The Optics of Life – A Biologist’s Guide to Light in Nature
Sönke Johnsen
Princeton University Press, £30.95
It is rare for a book to begin with the author admitting to not being sure why he wrote it. But that is how Sönke Johnsen, associate professor of biology at Duke University, opens his splendid portrayal of the importance of optics in vision, ecology, botany, animal behaviour, neurobiology and molecular biology. It's also unusual for a scientist, compiling a detailed and comprehensive yet highly accessible monograph, to assert that, while not "conventionally religious", he is often "overcome by this world" and wishes to share his amazement at "what is all around us".
While commendably up to date, The Optics of Life is also composed in an enticing style, pruned of all unnecessary jargon. It will speak not only to biological scientists, but also to physicists interested in the countless roles played by light in the natural world.

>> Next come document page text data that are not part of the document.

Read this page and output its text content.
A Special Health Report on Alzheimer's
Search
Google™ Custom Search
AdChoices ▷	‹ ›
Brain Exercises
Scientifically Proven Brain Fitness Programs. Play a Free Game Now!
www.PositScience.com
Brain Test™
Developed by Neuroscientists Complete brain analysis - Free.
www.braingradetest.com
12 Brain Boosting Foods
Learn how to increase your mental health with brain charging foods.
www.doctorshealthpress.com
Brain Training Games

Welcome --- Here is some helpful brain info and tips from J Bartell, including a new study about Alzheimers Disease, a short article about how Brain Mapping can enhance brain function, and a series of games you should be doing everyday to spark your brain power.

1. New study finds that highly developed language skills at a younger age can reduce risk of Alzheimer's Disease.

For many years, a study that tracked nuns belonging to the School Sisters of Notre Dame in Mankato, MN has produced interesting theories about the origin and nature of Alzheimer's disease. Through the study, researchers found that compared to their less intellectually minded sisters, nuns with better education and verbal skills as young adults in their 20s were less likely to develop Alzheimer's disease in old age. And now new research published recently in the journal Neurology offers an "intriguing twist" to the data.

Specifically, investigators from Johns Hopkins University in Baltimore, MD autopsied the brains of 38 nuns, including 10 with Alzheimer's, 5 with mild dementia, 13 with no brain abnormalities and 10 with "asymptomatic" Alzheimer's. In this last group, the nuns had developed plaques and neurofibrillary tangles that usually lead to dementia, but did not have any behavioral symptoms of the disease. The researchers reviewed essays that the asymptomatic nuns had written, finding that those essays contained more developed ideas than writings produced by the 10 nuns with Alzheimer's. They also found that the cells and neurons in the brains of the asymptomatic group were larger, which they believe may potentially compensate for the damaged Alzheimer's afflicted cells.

Following introductory chapters on light's basic properties and the units and geometry of its measurement, Johnsen surveys topics such as absorption, scattering, fluorescence and polarisation. One commentator said that the book would have saved him "a lot of pain" if it had been available when he began his career in photoecology.
I recommend Johnsen's account of light in nature to one group of readers in particular: those about to embark on a textbook of their own. From the first sentence ("Of all the remarkable substances of our experience – rain, leaves, baby toes – light is perhaps the most miraculous"), this is a model of how to infuse high-level scientific information with colour, humanity and even humour.